Haren: media en verantwoordelijkheid



Objectiviteit bestaat niet. Dat is iets wat ik op de journalistiekopleiding op de eerste dag heb geleerd en daarna nog regelmatig ingepeperd heb gekregen. Denken dat een journalist of een krant of een televisieprogramma een objectieve werkelijkheid laat zien, is naïef. Denken dat jijzelf een volledig onafhankelijke verslaggever kunt zijn, is nog erger. Er zullen dan ook weinig journalisten zijn die dit beweren. Naar mijn idee volgt daaruit rechtstreeks dat journalisten en media ook een maatschappelijke verantwoordelijkheid hebben. Wie een keuze maakt, is toch immers verantwoordelijk voor de gevolgen van die keuze?

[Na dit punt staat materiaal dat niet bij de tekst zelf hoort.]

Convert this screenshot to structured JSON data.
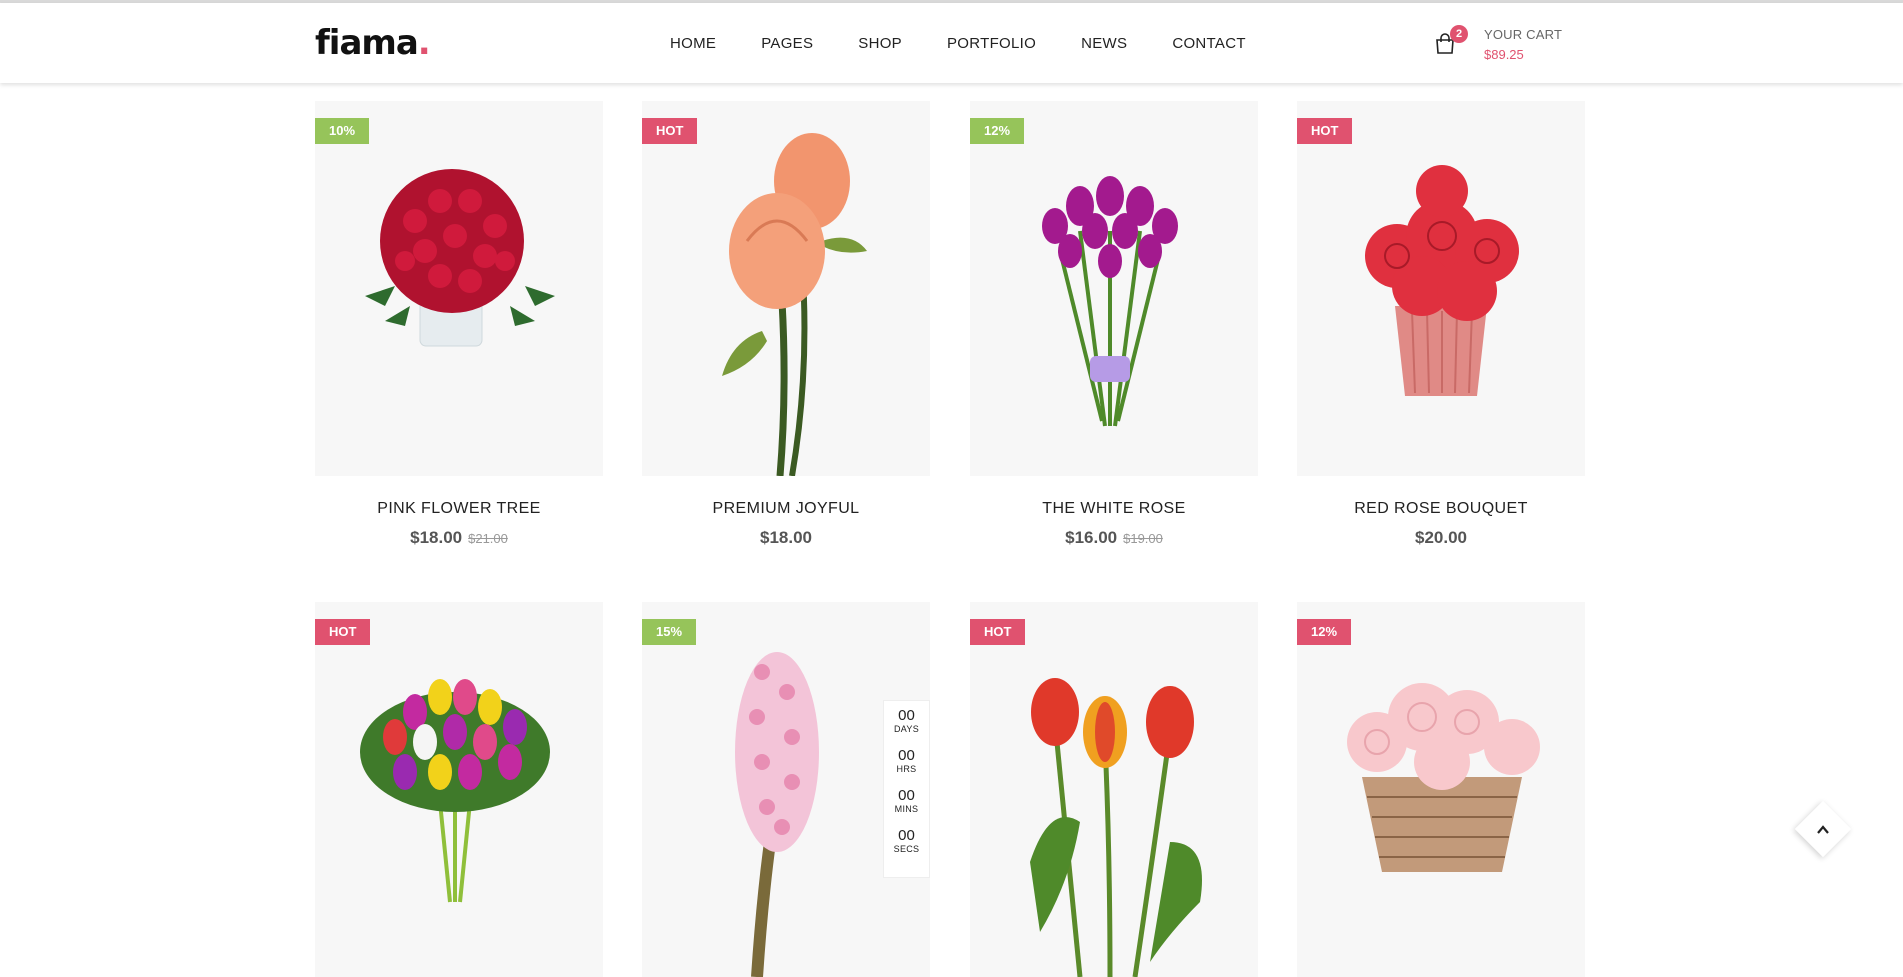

Het meest zichtbaar is die subjectiviteit als je bespeurt dat een nieuwsitem of –artikel bijvoorbeeld politiek naar links of naar rechts neigt. Journalisten zijn ook gewoon mensen met een eigen wereldbeeld en vaak staan kranten of actualiteitenprogramma’s ook bekend als links of rechts. Soms wordt die mening overduidelijk verwoord in een hoofdredactioneel artikel of door een interviewer op tv, soms lees je die mening tussen de regels door.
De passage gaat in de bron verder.